Grazie, Musicista precario è una canzone a cui teniamo molto. Allargare l’organico è un progetto su cui stiamo già lavorando, qui a Torino abbiamo collaborato in alcune occasioni con un violoncellista e un trombettista e non escludiamo che in un prossimo futuro riusciremo a inserirli definitivamente in formazione. Purtroppo però per il momento sulla Punto non riusciamo a farli stare.

  • Svanita paura è un pezzo che riproponete sempre. Che significato ha avuto questo brano per voi ?
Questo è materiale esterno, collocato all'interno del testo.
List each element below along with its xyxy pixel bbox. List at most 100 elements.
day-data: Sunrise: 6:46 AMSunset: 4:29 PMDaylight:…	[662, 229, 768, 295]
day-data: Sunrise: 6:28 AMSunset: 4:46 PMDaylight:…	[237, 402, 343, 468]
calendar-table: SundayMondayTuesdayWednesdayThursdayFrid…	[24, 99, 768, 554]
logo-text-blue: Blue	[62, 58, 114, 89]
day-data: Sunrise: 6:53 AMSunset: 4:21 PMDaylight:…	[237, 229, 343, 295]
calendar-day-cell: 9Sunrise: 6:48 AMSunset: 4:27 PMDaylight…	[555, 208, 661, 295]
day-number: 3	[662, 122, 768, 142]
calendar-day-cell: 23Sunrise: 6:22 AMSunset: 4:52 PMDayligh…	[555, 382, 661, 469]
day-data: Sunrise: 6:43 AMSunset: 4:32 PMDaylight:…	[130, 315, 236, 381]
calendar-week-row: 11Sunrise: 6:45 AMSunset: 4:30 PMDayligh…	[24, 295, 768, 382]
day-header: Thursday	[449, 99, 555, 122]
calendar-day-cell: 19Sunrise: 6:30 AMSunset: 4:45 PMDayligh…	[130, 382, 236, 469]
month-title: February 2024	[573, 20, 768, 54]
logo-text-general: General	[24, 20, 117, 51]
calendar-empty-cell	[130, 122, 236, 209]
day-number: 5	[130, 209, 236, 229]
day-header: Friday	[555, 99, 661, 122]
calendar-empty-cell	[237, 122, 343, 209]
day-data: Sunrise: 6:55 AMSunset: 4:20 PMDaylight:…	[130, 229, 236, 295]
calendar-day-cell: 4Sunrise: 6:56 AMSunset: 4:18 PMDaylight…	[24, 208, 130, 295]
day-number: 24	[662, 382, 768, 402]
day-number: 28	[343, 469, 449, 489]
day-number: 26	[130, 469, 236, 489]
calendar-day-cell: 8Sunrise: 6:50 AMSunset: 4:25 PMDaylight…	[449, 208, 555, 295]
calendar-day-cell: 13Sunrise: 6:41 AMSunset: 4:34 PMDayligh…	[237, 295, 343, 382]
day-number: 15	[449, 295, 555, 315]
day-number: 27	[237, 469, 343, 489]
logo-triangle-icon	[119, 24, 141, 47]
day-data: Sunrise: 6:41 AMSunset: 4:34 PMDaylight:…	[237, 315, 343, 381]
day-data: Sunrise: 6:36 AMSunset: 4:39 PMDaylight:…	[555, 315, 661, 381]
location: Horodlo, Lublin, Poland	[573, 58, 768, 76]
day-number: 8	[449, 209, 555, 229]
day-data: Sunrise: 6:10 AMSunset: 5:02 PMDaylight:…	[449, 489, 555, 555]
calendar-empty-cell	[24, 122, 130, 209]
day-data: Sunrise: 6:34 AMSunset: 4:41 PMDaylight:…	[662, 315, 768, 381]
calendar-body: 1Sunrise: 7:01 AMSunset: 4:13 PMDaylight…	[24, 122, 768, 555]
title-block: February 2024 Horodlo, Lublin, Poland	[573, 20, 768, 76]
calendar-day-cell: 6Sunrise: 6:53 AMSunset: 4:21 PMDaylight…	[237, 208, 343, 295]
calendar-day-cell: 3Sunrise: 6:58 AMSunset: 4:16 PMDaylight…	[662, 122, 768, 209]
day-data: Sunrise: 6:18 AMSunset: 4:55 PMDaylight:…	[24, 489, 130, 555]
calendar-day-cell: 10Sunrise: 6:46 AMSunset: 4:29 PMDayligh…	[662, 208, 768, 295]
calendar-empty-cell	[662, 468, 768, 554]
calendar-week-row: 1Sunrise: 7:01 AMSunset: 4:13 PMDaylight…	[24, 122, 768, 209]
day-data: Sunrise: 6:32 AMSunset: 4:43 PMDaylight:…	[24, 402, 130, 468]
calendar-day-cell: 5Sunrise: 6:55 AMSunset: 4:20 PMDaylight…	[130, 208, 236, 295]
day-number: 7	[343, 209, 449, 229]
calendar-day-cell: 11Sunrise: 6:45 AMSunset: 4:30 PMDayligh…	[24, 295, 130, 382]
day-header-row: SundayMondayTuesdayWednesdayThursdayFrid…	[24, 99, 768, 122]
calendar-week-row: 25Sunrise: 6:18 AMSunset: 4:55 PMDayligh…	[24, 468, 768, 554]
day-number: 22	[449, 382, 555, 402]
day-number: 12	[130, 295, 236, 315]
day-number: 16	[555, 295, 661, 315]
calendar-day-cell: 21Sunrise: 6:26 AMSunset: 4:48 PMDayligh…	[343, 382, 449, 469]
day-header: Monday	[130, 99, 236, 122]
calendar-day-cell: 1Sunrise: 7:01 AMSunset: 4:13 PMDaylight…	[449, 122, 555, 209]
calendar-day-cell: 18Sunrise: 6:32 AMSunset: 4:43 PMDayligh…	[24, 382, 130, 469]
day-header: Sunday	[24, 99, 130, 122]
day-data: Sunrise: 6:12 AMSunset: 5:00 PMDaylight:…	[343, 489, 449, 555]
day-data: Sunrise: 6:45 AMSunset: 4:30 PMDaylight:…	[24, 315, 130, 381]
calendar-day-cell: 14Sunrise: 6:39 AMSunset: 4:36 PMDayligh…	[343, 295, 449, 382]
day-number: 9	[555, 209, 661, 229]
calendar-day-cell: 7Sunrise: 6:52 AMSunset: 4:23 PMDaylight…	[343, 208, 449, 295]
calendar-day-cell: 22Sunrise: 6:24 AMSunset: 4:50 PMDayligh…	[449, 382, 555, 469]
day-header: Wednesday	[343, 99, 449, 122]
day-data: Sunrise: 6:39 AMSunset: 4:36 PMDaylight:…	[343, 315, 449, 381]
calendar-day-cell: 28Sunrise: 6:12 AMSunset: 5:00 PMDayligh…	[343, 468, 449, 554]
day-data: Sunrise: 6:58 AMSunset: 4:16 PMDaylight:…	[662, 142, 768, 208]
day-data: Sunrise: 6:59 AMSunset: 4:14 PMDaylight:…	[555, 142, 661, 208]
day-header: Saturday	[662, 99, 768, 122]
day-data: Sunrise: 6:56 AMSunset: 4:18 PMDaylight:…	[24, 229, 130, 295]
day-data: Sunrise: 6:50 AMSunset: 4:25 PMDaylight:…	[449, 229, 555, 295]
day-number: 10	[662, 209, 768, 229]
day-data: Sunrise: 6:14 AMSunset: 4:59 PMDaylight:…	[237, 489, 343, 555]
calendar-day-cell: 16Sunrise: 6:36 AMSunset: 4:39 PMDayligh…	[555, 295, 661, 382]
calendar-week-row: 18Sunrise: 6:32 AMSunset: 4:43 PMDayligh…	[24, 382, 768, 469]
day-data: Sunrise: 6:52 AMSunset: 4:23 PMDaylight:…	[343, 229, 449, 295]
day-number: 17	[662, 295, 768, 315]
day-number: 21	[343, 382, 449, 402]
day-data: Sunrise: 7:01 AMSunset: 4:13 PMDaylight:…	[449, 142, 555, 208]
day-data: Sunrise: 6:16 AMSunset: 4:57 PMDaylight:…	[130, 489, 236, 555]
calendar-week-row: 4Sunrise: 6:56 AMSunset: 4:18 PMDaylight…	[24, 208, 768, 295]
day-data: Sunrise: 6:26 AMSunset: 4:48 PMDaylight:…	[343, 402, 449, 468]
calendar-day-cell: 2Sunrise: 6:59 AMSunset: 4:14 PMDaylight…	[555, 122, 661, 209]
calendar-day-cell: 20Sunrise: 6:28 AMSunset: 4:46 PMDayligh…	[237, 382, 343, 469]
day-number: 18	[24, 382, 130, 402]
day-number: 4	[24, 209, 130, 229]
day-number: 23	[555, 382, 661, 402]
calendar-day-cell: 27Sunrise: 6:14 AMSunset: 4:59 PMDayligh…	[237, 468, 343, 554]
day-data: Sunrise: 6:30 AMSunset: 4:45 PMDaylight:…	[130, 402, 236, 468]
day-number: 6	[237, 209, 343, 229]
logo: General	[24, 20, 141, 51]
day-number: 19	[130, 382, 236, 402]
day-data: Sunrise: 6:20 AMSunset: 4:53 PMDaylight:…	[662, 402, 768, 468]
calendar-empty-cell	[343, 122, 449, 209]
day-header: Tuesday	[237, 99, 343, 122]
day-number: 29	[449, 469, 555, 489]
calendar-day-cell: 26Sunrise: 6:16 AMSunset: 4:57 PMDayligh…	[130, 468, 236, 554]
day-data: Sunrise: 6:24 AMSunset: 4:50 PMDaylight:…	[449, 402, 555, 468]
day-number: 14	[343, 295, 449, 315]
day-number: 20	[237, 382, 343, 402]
Mi sembra sia la prima canzone che abbiamo scritto, ma in realtà non è stata una cosa studiata quella di inserirla in ogni disco che abbiamo fatto, semplicemente suonandola e risuonandola, ogni volta usciva un arrangiamento diverso che ci piaceva e che volevamo proporre. Potrebbe effettivamente diventare una nostra firma in ogni disco.

  • Che cosa vi ripromettete per quest’anno, quali obiettivi imminenti avete ?

Gli obiettivi sono quelli di suonare il più possibile e di far arrivare la nostra musica ad un pubblico sempre più ampio naturalmente. Nel frattempo stiamo già lavorando al nuovo disco e mettendo insieme qualche idea. L’importante è non fermarsi mai e per il momento ci stiamo riuscendo!